Home Tazkiyah Adab Hadits dan Atsar yang Memperingatkan Praktik Keji Homoseksual (Bagian 3)

Hadits dan Atsar yang Memperingatkan Praktik Keji Homoseksual (Bagian 3)

847
0
Ilustrasi (news)

Lanjutan dari Hadits dan Atsar yang Memperingatkan Praktik Keji Homoseksual (Bagian 2)

7. Mujahid Radhiyallahu Anhu berkata,

“Seandainya orang yang melakukan perbuatan kaum Luth itu mandi menggunakan setiap tetes air di bumi, dan juga setiap tetes air dari langit, hal itu belum bisa menghilangkan najisnya.”

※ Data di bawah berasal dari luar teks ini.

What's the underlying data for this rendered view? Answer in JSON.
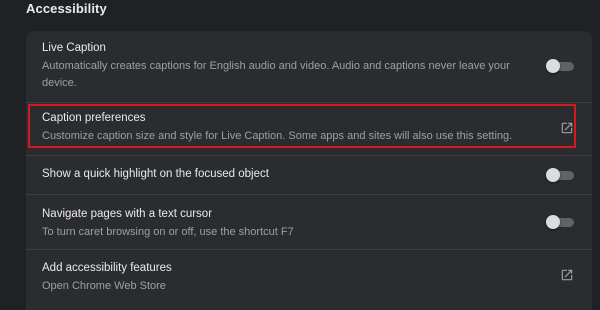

8. Al-Hasan bin Dzakwan menuturkan,

“Janganlah kamu suka berkumpul dengan anak-anak orang kaya, karena mereka memiliki postur tubuh seperti postur tubuh perawan, dan mereka lebih bisa mendatangkan fitnah daripada wanita.”

9. Suatu hari Sufyan Ats-Tsauri memasuki sebuah tempat pemandian. Tidak lama kemudian menyusul seorang anak laki-laki yang berwajah rupawan. Maka sufyan berkata,

“Jauhkanlah anak itu dariku, karena aku melihat ada satu setan bersama setiap wanita, tetapi aku melihat belasan setan pada setiap anak laki-laki yang rupawan seperti itu.”

10. Diriwayatkan dalam sebuah atsar, “Bahwa apabila ada seorang lelaki menindih lelaki, maka Arsy Allah Yang Maha Rahman bergoncang keras karena takut murka Allah Ta’ala. Langit pun nyaris runtuh ke bumi.

Kalau saja ujung-ujungnya tidak dipegangi oleh para malaikat sambil mereka membaca surat Al-Ikhlas, sungguh langit benar-benar runtuh, sampai murka Allah Yang Maha Perkasa lagi Maha Agung reda.”

11. Abdullah bin Al-Mubarak berpendapat bahwa boleh membunuh orang yang memaksa anak laki-laki sebagai objek untuk melakukan kejahatan homoseksual, kalau itu memang satu-satunya cara untuk menyelamatkannya.

Setelah membaca hadits dan atsar ini, maka seharusnya setiap muslim berusaha menjauhkan dirinya dan keluarganya dari perilaku menyimpang ini.

Para orang tua sudah seharusnya memantau anak-anak mereka, baik ketika berada di rumah terlebih lagi di sekolah.

Kecanggihan teknologi yang tidak difilter dengan filter iman, maka itu merupakan salah satu penyebab anak akan menyimpang dari ajaran Islam yang benar.

Pendidikan agama harus ditanamkan kepada anak-anak semenjak dini. Sebab, zaman ini adalah zaman yang penuh fitnah, tidak ada yang selamat darinya selain orang yang benar-benar memegang teguh ajaran agama.

Semoga Allah memudahkan kita untuk senantiasa taat kepada-Nya dan menjauhi semua laragan-Nya, mengikuti Rasul-Nya dan memusuhi setan yang merupakan musuh-Nya. Amiin.